Tentou se matar quatro vezes, mas sempre foi mantida viva por médicos militares. Em uma delas, a punição pelo suicídio frustrado foi intensa. “Fui violentamente castigada: uma semana de choques elétricos, banhos gelados de madrugada, “telefone”, palmatória (…) A qualquer hora do dia ou da noite sofria agressões físicas e morais”, relatou.

Em agosto de 1971, em um intervalo de cinco dias, foi estuprada duas vezes por “Camarão”, codinome de Antonio Weiner Pinheiro Lima, o caseiro do lugar. “Era obrigada a limpar a cozinha completamente nua, ouvindo gracejos e obscenidades, os mais grosseiros”.

Em diversas investigações, o MPF tentou identificar quem eram os agentes da Casa da Morte. Foram muitas as buscas até descobrir a identidade do Camarão, considerado um nome fundamental para descobrir fatos novos sobre o lugar e, principalmente, quem foram as outras vítimas – é possível que mais de 20 pessoas desaparecidas possam ter sido assassinadas ali.

A primeira pista apareceu em uma agenda telefônica de Malhães: a anotação “Camarão”, acompanhada de um número de telefone fixo. Depois de uma série de buscas e cruzamentos de dados, chegou-se a Antonio Wainer Pinheiro Lima.

Com uma ficha de antecedentes criminais que incluíam tentativa de homicídio, furto, lesão corporal, porte de arma, na democracia, Antonio já não queria mais o apelido Camarão, devido ao risco de denunciar seu passado. Preferia “Neir”, diminutivo de Wainer.

Inês identificou e confirmou que era ele mesmo o Camarão. Intimado pelo MPF para depor, fugiu de sua casa em Araruama (RJ). Foi encontrado em Tauá, no interior do Ceará, e conduzido coercitivamente. Confessou ter sido o caseiro, mas negou ter praticado qualquer crime.

Ela conseguiu denunciar também o médico e ex-militar Amílcar Lobo, responsável por ela na casa. De codinome “doutor Carneiro”, ele teve o registro cassado pelo Conselho Regional de Medicina do Rio de Janeiro.

Comissão Nacional da Verdade

Na CNV, Inês falou da perseguição que sofreu pelo Estado brasileiro desde 1964.

No dia do depoimento na CNV, uma de suas irmãs, Celina Romeu, declarou: “a sua história é de heroísmo, você não tem mais o que temer. Você venceu”.

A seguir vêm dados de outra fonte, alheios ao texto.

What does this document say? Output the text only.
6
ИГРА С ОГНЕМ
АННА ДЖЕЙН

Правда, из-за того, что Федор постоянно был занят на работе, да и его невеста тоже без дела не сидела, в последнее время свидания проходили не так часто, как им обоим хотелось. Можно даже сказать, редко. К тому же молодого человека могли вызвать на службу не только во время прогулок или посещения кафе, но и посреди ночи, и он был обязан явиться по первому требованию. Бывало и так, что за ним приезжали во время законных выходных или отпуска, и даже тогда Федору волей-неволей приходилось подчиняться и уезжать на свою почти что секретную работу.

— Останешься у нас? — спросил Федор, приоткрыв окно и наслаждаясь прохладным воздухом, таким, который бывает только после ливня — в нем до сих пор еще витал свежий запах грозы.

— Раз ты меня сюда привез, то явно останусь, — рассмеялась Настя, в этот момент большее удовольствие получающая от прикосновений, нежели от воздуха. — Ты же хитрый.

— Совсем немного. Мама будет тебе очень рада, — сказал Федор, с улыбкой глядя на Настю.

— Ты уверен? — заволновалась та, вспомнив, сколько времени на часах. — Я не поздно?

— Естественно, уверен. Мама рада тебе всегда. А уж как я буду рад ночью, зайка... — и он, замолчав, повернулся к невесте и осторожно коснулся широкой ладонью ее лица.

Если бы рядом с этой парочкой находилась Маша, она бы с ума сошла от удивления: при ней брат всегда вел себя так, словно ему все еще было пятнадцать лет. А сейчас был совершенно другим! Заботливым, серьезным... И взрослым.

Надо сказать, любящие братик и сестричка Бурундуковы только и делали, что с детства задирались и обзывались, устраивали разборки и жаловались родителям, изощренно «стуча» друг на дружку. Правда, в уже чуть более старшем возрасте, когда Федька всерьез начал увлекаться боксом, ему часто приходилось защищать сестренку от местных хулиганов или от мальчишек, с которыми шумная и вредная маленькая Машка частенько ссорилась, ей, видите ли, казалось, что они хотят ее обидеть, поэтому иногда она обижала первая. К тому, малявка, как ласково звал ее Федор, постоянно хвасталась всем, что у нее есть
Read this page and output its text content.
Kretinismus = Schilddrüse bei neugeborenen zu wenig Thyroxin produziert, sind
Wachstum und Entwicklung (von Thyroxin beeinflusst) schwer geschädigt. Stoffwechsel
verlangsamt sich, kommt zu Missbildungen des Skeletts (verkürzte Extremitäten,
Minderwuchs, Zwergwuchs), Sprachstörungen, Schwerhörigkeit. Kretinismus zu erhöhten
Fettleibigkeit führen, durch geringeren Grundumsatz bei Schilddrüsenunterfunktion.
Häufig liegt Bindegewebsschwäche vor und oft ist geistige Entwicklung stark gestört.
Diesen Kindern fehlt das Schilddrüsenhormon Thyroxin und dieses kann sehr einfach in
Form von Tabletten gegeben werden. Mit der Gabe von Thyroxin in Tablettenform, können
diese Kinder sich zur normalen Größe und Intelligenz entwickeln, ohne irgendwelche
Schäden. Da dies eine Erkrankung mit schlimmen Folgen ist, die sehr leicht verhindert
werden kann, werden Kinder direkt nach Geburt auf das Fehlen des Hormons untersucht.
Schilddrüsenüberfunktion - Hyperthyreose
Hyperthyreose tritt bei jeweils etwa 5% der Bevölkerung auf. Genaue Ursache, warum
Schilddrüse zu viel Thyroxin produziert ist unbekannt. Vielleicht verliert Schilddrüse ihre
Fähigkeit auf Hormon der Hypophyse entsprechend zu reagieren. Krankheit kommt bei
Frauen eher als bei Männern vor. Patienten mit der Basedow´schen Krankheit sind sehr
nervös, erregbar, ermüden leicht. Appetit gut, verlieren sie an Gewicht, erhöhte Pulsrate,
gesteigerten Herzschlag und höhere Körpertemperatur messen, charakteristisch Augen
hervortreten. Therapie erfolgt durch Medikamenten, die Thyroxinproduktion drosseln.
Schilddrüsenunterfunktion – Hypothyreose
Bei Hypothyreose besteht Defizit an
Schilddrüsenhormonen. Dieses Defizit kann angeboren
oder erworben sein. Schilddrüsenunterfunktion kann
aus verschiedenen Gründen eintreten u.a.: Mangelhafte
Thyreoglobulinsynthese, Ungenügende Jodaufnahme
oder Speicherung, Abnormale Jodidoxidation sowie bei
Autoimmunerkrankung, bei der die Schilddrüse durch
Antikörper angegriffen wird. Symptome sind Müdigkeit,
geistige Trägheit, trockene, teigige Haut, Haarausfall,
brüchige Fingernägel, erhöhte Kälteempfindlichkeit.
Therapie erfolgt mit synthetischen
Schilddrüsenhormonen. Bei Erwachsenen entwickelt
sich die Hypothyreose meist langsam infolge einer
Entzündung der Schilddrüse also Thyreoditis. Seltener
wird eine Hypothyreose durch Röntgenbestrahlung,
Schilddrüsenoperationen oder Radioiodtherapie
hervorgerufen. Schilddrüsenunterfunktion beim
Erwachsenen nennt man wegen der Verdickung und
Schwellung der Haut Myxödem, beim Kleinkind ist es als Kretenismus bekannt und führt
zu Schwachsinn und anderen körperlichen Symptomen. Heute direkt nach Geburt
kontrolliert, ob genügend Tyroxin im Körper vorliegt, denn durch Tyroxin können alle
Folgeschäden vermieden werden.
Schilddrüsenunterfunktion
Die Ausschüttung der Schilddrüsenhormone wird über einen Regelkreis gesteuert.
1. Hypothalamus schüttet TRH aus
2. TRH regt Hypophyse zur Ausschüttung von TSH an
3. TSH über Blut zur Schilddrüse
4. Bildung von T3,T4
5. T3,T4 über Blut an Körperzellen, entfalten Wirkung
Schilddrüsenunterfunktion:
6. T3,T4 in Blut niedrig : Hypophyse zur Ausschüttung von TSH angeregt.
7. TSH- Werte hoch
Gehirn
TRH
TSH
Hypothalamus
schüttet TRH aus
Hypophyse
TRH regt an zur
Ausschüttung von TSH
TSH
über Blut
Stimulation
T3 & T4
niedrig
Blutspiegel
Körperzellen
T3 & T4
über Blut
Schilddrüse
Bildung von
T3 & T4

Mineira de Pouso Alegre, Inês era formada em história e bancária em Belo Horizonte (MG).

Foi militante do Sindicato dos Bancários e do Movimento Estudantil. Depois do golpe, foi para a clandestinidade e para a luta armada.

Acabou presa em 5 de maio de 1971, levada para o DOPS e, de lá, para Petrópolis.

Da Casa da Morte saiu viva por aceitar a proposta de se tornar uma agente infiltrada da repressão em organizações de guerrilha urbana. Para garantir que não seriam traídos, os repressores forçaram Inês a assinar acusações contra uma de suas irmãs, que sequer exercia alguma militância política. Também foi obrigada a gravar um vídeo em que confessava ser agente do governo.

Quando saiu de lá, foi entregue na casa de uma de suas irmãs, em Belo Horizonte, pesando 32 quilos. A família a levou para um hospital, onde foi presa oficialmente pela ditadura e passou mais oito anos detida.

Em 2003, aos 61 anos, sofreu um atentado em casa. Foi encontrada caída e ensanguentada, com traumatismo cranioencefálico por golpes múltiplos diversos, depois de receber a visita de um marceneiro contratado para um serviço doméstico. Sobreviveu, mas precisou fazer uma série de tratamentos para recuperar a fala e as funções motoras.

Inês morreu dormindo, em sua casa, em Niterói, aos 72 anos, em 27 de abril de 2015.